Why Our 10w+ QPS Go Service Fell Below 0.999 Availability – GC, Trace & GCache Fix
After a high‑traffic Go service’s availability slipped below the 99.9% target, the team traced the issue through pprof, gctrace, strace, fgprof, and heap analysis, ultimately identifying a memory‑leak bug in the third‑party gcache LFU implementation and resolving it with an upgrade.
Background
A high‑traffic reservation service handling over 100,000 QPS experienced occasional availability dips below the 99.9% SLA, manifested as time‑outs on the reservation API during traffic peaks. The service is a large monolith that depends on Redis, Memcached, MySQL, Elasticsearch, MongoDB and a data bus.
Hypotheses and Elimination
Potential causes considered included inefficient business logic, abnormal traffic, system‑call latency, CPU throttling, middleware issues (Redis, MySQL), Go scheduler behavior, and GC pauses. Traffic patterns were regular, so abnormal traffic was ruled out. CPU throttling metrics were low and reducing cache size did not improve availability, so CPU throttling was also excluded.
Investigation Methodology
The focus shifted to the Go runtime and system‑call behavior. The following techniques were applied:
Collect pprof CPU and memory profiles.
Enable GODEBUG=gctrace=1 to capture GC traces.

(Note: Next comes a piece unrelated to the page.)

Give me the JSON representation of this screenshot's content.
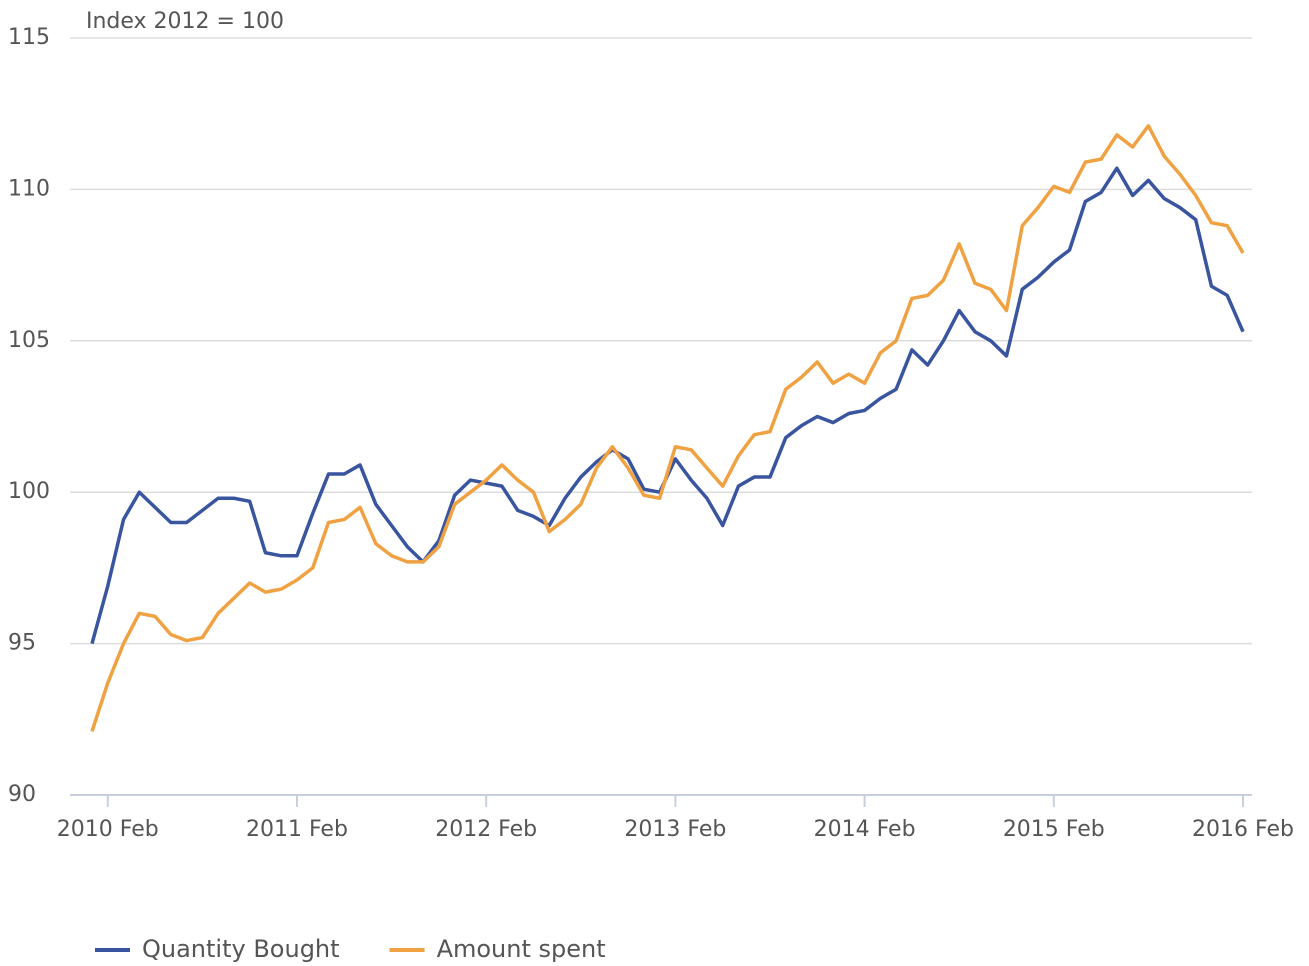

Add fgprof to detect off‑CPU time (I/O, locks, page swaps).
Capture Go trace files to observe scheduler activity.
Run strace on the process to inspect system calls.
Findings
GC trace
GC traces showed a concurrent mark‑and‑scan pause of roughly 860 ms, consuming most CPU time during the spikes. No direct correlation with the availability dip could be proven.
strace
System‑call traces contained only normal calls; no latency in syscalls was observed.
fgprof
Off‑CPU analysis did not reveal significant blocking, confirming the strace results.
Go trace
Repeated Go trace captures (more than 20 times) consistently displayed “MARK ASSIST” events, indicating noticeable GC activity during the problematic periods.

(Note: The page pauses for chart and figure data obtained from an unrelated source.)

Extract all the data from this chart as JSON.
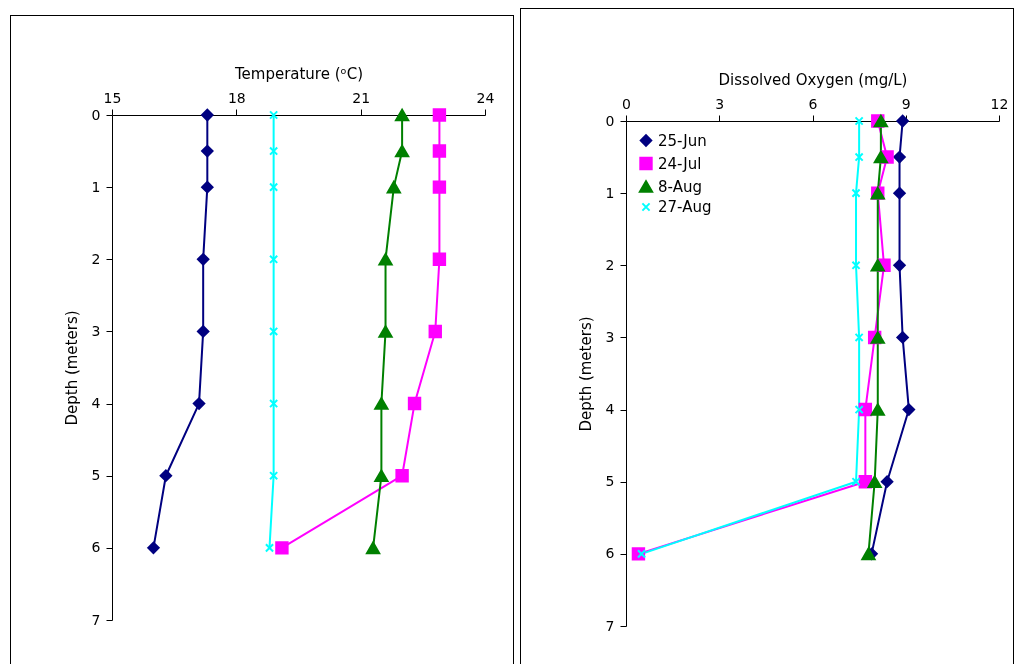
{
  "chart_data": [
    {
      "type": "line",
      "orientation": "horizontal",
      "xlabel": "Temperature (ᵒC)",
      "ylabel": "Depth (meters)",
      "x": [
        0,
        0.5,
        1,
        2,
        3,
        4,
        5,
        6
      ],
      "xlim": [
        15,
        24
      ],
      "xticks": [
        15,
        18,
        21,
        24
      ],
      "ylim": [
        7,
        0
      ],
      "yticks": [
        0,
        1,
        2,
        3,
        4,
        5,
        6,
        7
      ],
      "line_style": "solid",
      "series": [
        {
          "color": "#000080",
          "marker": "diamond",
          "values": [
            17.3,
            17.3,
            17.3,
            17.2,
            17.2,
            17.1,
            16.3,
            16.0
          ]
        },
        {
          "color": "#ff00ff",
          "marker": "square",
          "values": [
            22.9,
            22.9,
            22.9,
            22.9,
            22.8,
            22.3,
            22.0,
            19.1
          ]
        },
        {
          "color": "#008000",
          "marker": "triangle",
          "values": [
            22.0,
            22.0,
            21.8,
            21.6,
            21.6,
            21.5,
            21.5,
            21.3
          ]
        },
        {
          "color": "#00ffff",
          "marker": "cross",
          "values": [
            18.9,
            18.9,
            18.9,
            18.9,
            18.9,
            18.9,
            18.9,
            18.8
          ]
        }
      ]
    },
    {
      "type": "line",
      "orientation": "horizontal",
      "xlabel": "Dissolved Oxygen (mg/L)",
      "ylabel": "Depth (meters)",
      "x": [
        0,
        0.5,
        1,
        2,
        3,
        4,
        5,
        6
      ],
      "xlim": [
        0,
        12
      ],
      "xticks": [
        0,
        3,
        6,
        9,
        12
      ],
      "ylim": [
        7,
        0
      ],
      "yticks": [
        0,
        1,
        2,
        3,
        4,
        5,
        6,
        7
      ],
      "line_style": "solid",
      "legend": "top left",
      "series": [
        {
          "name": "25-Jun",
          "color": "#000080",
          "marker": "diamond",
          "values": [
            8.9,
            8.8,
            8.8,
            8.8,
            8.9,
            9.1,
            8.4,
            7.9
          ]
        },
        {
          "name": "24-Jul",
          "color": "#ff00ff",
          "marker": "square",
          "values": [
            8.1,
            8.4,
            8.1,
            8.3,
            8.0,
            7.7,
            7.7,
            0.4
          ]
        },
        {
          "name": "8-Aug",
          "color": "#008000",
          "marker": "triangle",
          "values": [
            8.2,
            8.2,
            8.1,
            8.1,
            8.1,
            8.1,
            8.0,
            7.8
          ]
        },
        {
          "name": "27-Aug",
          "color": "#00ffff",
          "marker": "cross",
          "values": [
            7.5,
            7.5,
            7.4,
            7.4,
            7.5,
            7.5,
            7.4,
            0.5
          ]
        }
      ]
    }
  ]
}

Heap and object inspection
Heap snapshots showed large memory usage by gRPC connections. More critically, inuse_objects revealed that the LFU cache in the gcache library generated over 1 million objects, far exceeding the total object count of ~300 k, suggesting a memory‑leak scenario.
Root Cause
The third‑party gcache library (LFU strategy) has a known issue (see https://github.com/bluele/gcache/issues/71) where the Get method retains pointers, leaking about 100 MB (≈2.5 % of total memory). Upgrading gcache from v0.0.1 to v0.0.2 eliminated the leak and restored service availability.
Remediation Steps
Update the dependency, e.g., go get github.com/bluele/[email protected] or modify go.mod accordingly.
Re‑run the profiling suite (pprof, GODEBUG, fgprof, Go trace, strace) to verify that GC pause times and object counts return to normal.
Continuously monitor inuse_objects and GC pause metrics after deployment.
Key Takeaways
Third‑party libraries can contain subtle bugs that impact production stability; enforce strict vetting, version monitoring, and automated issue tracking.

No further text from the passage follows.